The expulsion of an autonomous post-Christian art constitutes modernity. Here art is taken to be outside truth and reason in the discourse of aesthetics, and so it conventionally becomes only art, mere art and a matter of taste. Tis the consequence of positivism many say
The effect is the alienation of art. Tis science that speaks of truth whilst it is religion that speaks of morality. Art is personal taste--what I like. These are the signs of modernity.
What if art speaks in its own voice in post modernity?

Michael Agzarian, digital image, 2005.
An exhibition of Digital portraits by Michael Agzarian at the Wagga Wagga Art Gallery show the Prime Minister (John Howard) and senior ministers (Attorney General, Philip Ruddock and Immigration Minister, Amanda Vanstone) with their lips sewn together.

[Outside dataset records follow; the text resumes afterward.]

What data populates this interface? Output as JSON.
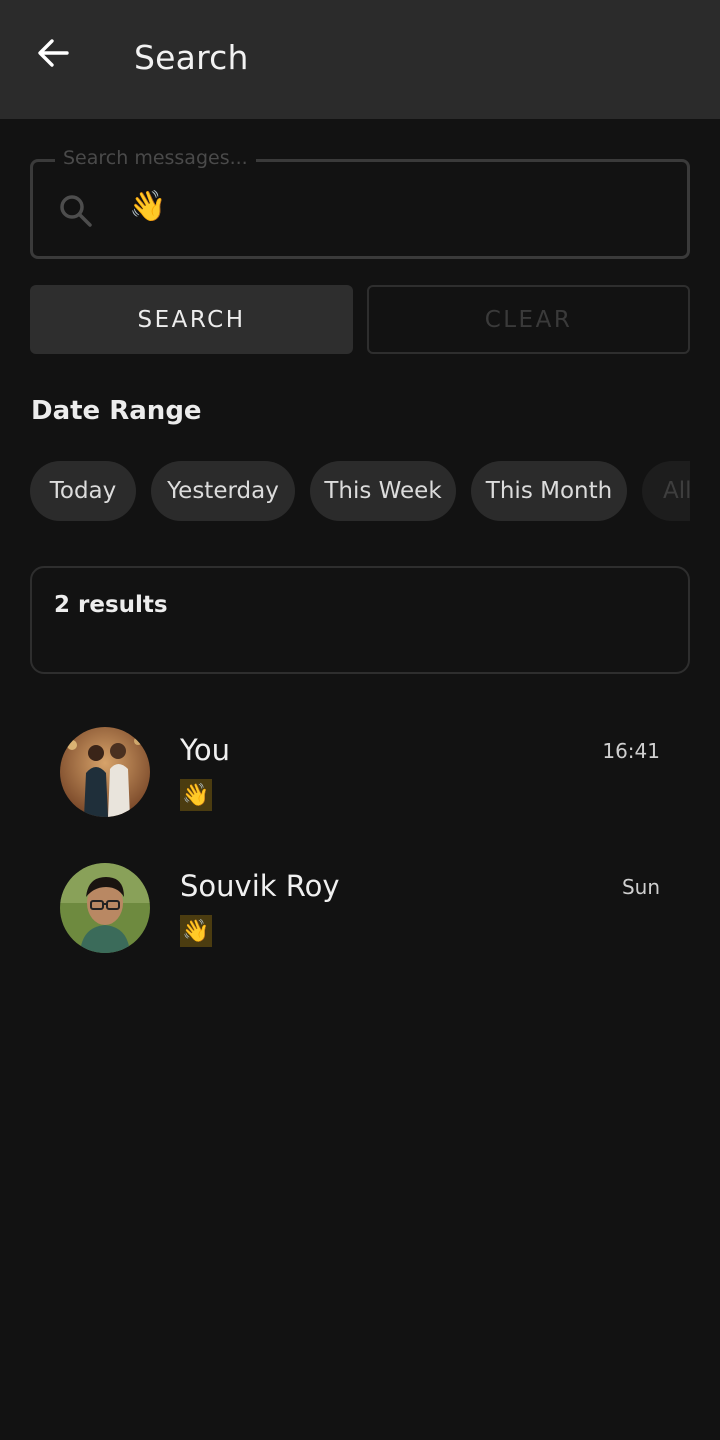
{
  "header": {
    "title": "Search",
    "back_icon": "arrow-left-icon"
  },
  "search": {
    "placeholder": "Search messages...",
    "value": "👋",
    "search_label": "SEARCH",
    "clear_label": "CLEAR"
  },
  "date_range": {
    "label": "Date Range",
    "chips": [
      "Today",
      "Yesterday",
      "This Week",
      "This Month",
      "All"
    ]
  },
  "results": {
    "count_text": "2 results",
    "items": [
      {
        "sender": "You",
        "time": "16:41",
        "message": "👋"
      },
      {
        "sender": "Souvik Roy",
        "time": "Sun",
        "message": "👋"
      }
    ]
  },
  "colors": {
    "background": "#121212",
    "app_bar": "#2b2b2b",
    "chip": "#2b2b2b",
    "emoji_bg": "#4b3c10"
  }
}
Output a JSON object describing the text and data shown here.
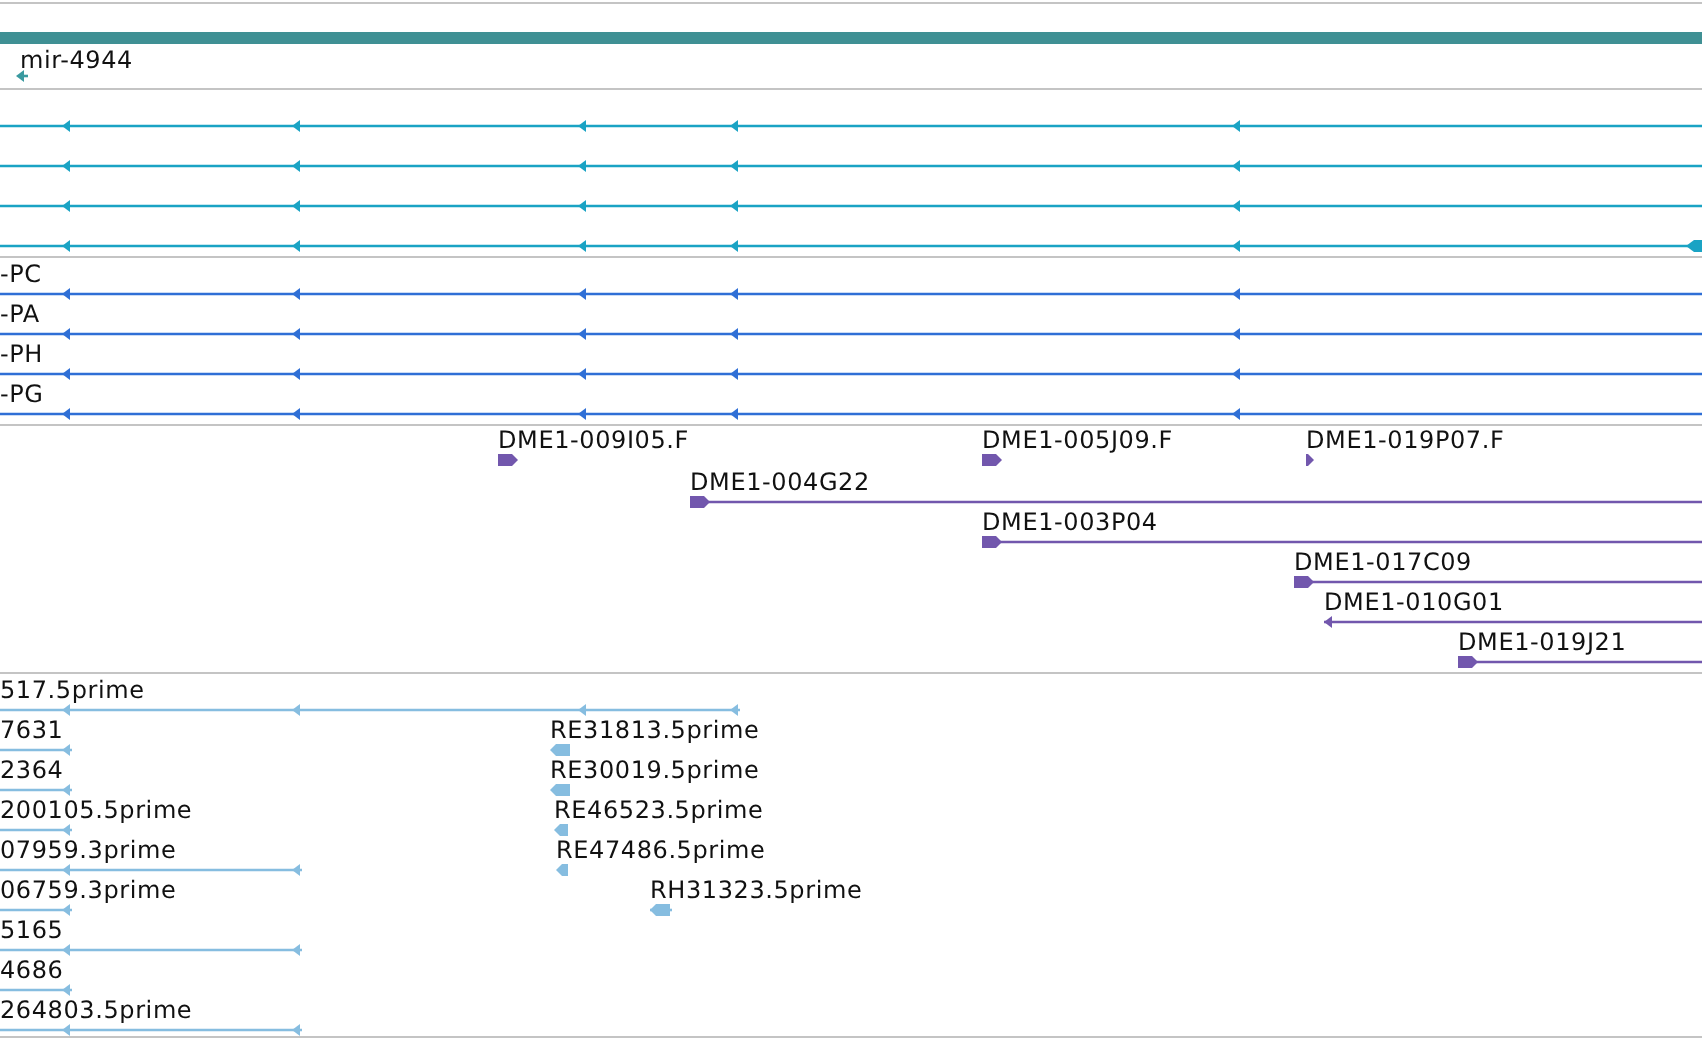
{
  "tracks": [
    {
      "color": "#3a9aa0",
      "features": [
        {
          "label": "mir-4944",
          "reverse": true
        }
      ]
    },
    {
      "color": "#1aa3c4",
      "features": [
        {
          "reverse": true
        },
        {
          "reverse": true
        },
        {
          "reverse": true
        },
        {
          "reverse": true
        }
      ]
    },
    {
      "color": "#2f6fd6",
      "features": [
        {
          "label": "-PC",
          "reverse": true
        },
        {
          "label": "-PA",
          "reverse": true
        },
        {
          "label": "-PH",
          "reverse": true
        },
        {
          "label": "-PG",
          "reverse": true
        }
      ]
    },
    {
      "color": "#7257ad",
      "features": [
        {
          "label": "DME1-009I05.F",
          "reverse": false
        },
        {
          "label": "DME1-005J09.F",
          "reverse": false
        },
        {
          "label": "DME1-019P07.F",
          "reverse": false
        },
        {
          "label": "DME1-004G22",
          "reverse": false
        },
        {
          "label": "DME1-003P04",
          "reverse": false
        },
        {
          "label": "DME1-017C09",
          "reverse": false
        },
        {
          "label": "DME1-010G01",
          "reverse": true
        },
        {
          "label": "DME1-019J21",
          "reverse": false
        }
      ]
    },
    {
      "color": "#86bde0",
      "features": [
        {
          "label": "517.5prime",
          "reverse": true
        },
        {
          "label": "7631",
          "reverse": true
        },
        {
          "label": "RE31813.5prime",
          "reverse": true
        },
        {
          "label": "2364",
          "reverse": true
        },
        {
          "label": "RE30019.5prime",
          "reverse": true
        },
        {
          "label": "200105.5prime",
          "reverse": true
        },
        {
          "label": "RE46523.5prime",
          "reverse": true
        },
        {
          "label": "07959.3prime",
          "reverse": true
        },
        {
          "label": "RE47486.5prime",
          "reverse": true
        },
        {
          "label": "06759.3prime",
          "reverse": true
        },
        {
          "label": "RH31323.5prime",
          "reverse": true
        },
        {
          "label": "5165",
          "reverse": true
        },
        {
          "label": "4686",
          "reverse": true
        },
        {
          "label": "264803.5prime",
          "reverse": true
        }
      ]
    }
  ]
}
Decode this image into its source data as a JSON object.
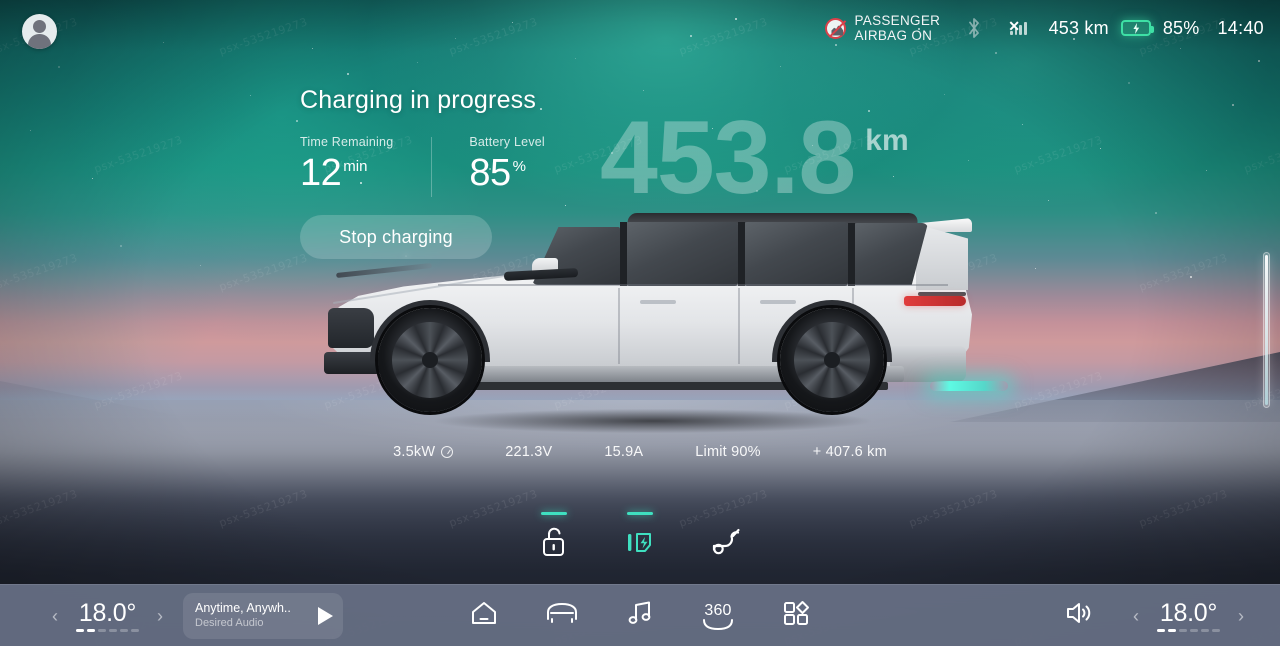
{
  "statusbar": {
    "avatar_name": "driver-avatar",
    "airbag_line1": "PASSENGER",
    "airbag_line2": "AIRBAG ON",
    "bluetooth_icon": "bluetooth-icon",
    "signal_icon": "cellular-signal-no-service-icon",
    "range": "453 km",
    "battery_icon": "battery-charging-icon",
    "battery_percent": "85%",
    "clock": "14:40",
    "battery_accent": "#3ee0a5"
  },
  "charge_panel": {
    "title": "Charging in progress",
    "time_label": "Time Remaining",
    "time_value": "12",
    "time_unit": "min",
    "battery_label": "Battery Level",
    "battery_value": "85",
    "battery_unit": "%",
    "stop_button": "Stop charging"
  },
  "big_range": {
    "value": "453.8",
    "unit": "km"
  },
  "metrics": [
    {
      "name": "charge-power",
      "text": "3.5kW",
      "has_info": true
    },
    {
      "name": "charge-voltage",
      "text": "221.3V",
      "has_info": false
    },
    {
      "name": "charge-current",
      "text": "15.9A",
      "has_info": false
    },
    {
      "name": "charge-limit",
      "text": "Limit 90%",
      "has_info": false
    },
    {
      "name": "added-range",
      "text": "+ 407.6 km",
      "has_info": false
    }
  ],
  "actions": [
    {
      "name": "charge-port-unlock-button",
      "icon": "unlock-icon",
      "active": false,
      "tick": true
    },
    {
      "name": "charging-status-button",
      "icon": "charge-port-bolt-icon",
      "active": true,
      "tick": true
    },
    {
      "name": "charge-cable-button",
      "icon": "charging-cable-icon",
      "active": false,
      "tick": false
    }
  ],
  "accent": {
    "teal": "#3fe0c0",
    "red": "#d9414a"
  },
  "taskbar": {
    "left_temp": {
      "value": "18.0",
      "degree": "°",
      "fan_on": 2,
      "fan_total": 6,
      "prev_icon": "chevron-left-icon",
      "next_icon": "chevron-right-icon"
    },
    "media": {
      "title": "Anytime, Anywh..",
      "subtitle": "Desired Audio",
      "play_icon": "play-icon"
    },
    "dock": [
      {
        "name": "dock-home-button",
        "icon": "home-icon",
        "label": ""
      },
      {
        "name": "dock-vehicle-button",
        "icon": "car-icon",
        "label": ""
      },
      {
        "name": "dock-music-button",
        "icon": "music-note-icon",
        "label": ""
      },
      {
        "name": "dock-surround-view-button",
        "icon": "360-camera-icon",
        "label": "360"
      },
      {
        "name": "dock-apps-button",
        "icon": "apps-grid-icon",
        "label": ""
      }
    ],
    "volume_icon": "speaker-volume-icon",
    "right_temp": {
      "value": "18.0",
      "degree": "°",
      "fan_on": 2,
      "fan_total": 6,
      "prev_icon": "chevron-left-icon",
      "next_icon": "chevron-right-icon"
    }
  },
  "edge_slider": {
    "name": "screen-brightness-slider"
  },
  "watermark": {
    "text": "psx-535219273"
  }
}
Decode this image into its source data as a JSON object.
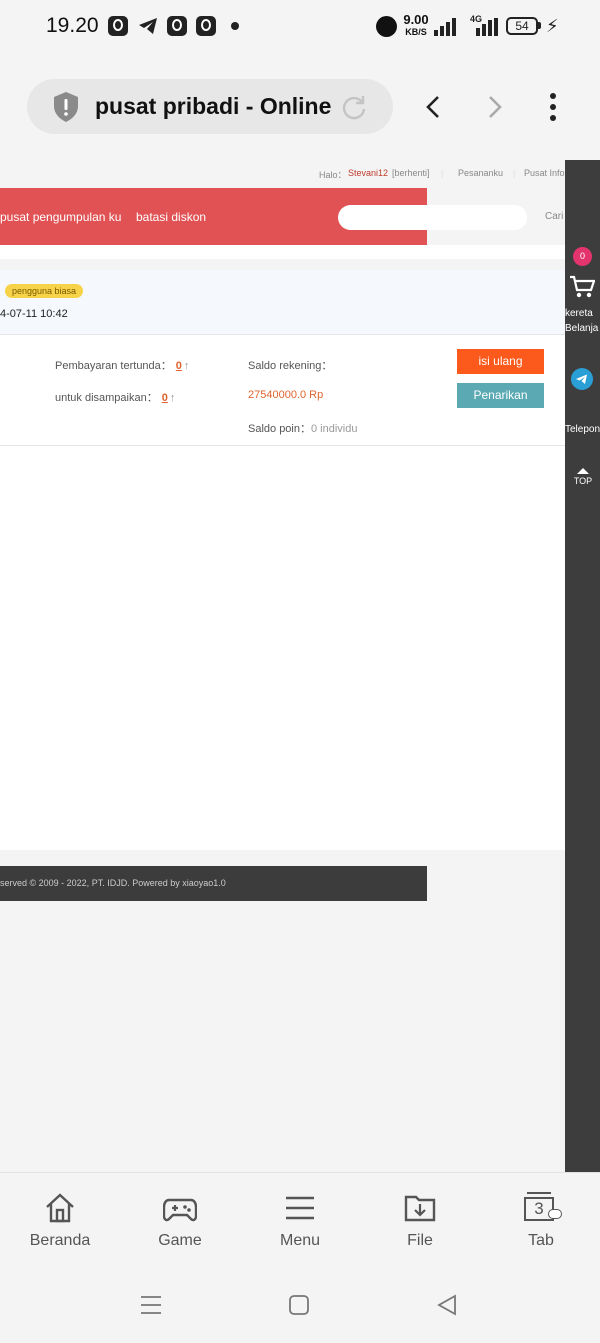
{
  "status_bar": {
    "time": "19.20",
    "speed_value": "9.00",
    "speed_unit": "KB/S",
    "network": "4G",
    "battery": "54"
  },
  "browser": {
    "title": "pusat pribadi - Online"
  },
  "page": {
    "top_links": {
      "greeting": "Halo：",
      "username": "Stevani12",
      "logout": "[berhenti]",
      "orders": "Pesananku",
      "info_center": "Pusat Info"
    },
    "nav": {
      "collection": "pusat pengumpulan ku",
      "discount": "batasi diskon"
    },
    "search_label": "Cari",
    "user": {
      "badge": "pengguna biasa",
      "login_time": "4-07-11 10:42"
    },
    "account": {
      "pending_payment_label": "Pembayaran tertunda：",
      "pending_payment_value": "0",
      "to_deliver_label": "untuk disampaikan：",
      "to_deliver_value": "0",
      "balance_label": "Saldo rekening：",
      "balance_value": "27540000.0 Rp",
      "points_label": "Saldo poin：",
      "points_value": "0 individu",
      "recharge_button": "isi ulang",
      "withdraw_button": "Penarikan"
    },
    "footer": "served © 2009 - 2022, PT. IDJD.   Powered by xiaoyao1.0"
  },
  "sidebar": {
    "cart_count": "0",
    "cart_label": "kereta Belanja",
    "telegram_label": "Telepon",
    "top_label": "TOP"
  },
  "bottom_nav": {
    "tabs": [
      {
        "label": "Beranda",
        "icon": "home-icon"
      },
      {
        "label": "Game",
        "icon": "gamepad-icon"
      },
      {
        "label": "Menu",
        "icon": "menu-icon"
      },
      {
        "label": "File",
        "icon": "folder-download-icon"
      },
      {
        "label": "Tab",
        "icon": "tabs-icon",
        "count": "3"
      }
    ]
  },
  "colors": {
    "nav_red": "#e15254",
    "recharge_orange": "#fb5a1c",
    "withdraw_teal": "#5aa9b3",
    "sidebar_dark": "#3d3d3d"
  }
}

Link via Barista, Daily Flute and Road To Surfdom
If art speaks in its own voice, then it does not speak truthfully or rationally. Something has gone wrong, for art does speak truthfully and it does speak about a better life than the one lived now. Maybe the discordance between art and truth (and goodness) is miscontrued in aesthetics? Maybe the conception of art outside truth and morality in aesthetic discourse is in need of a critique? A critique that understands art as historical--ie what it has been and will become.
What kind of history is that? Would it give rise to an aesthetic critique of modernity? One of remembrance, mourning and grief?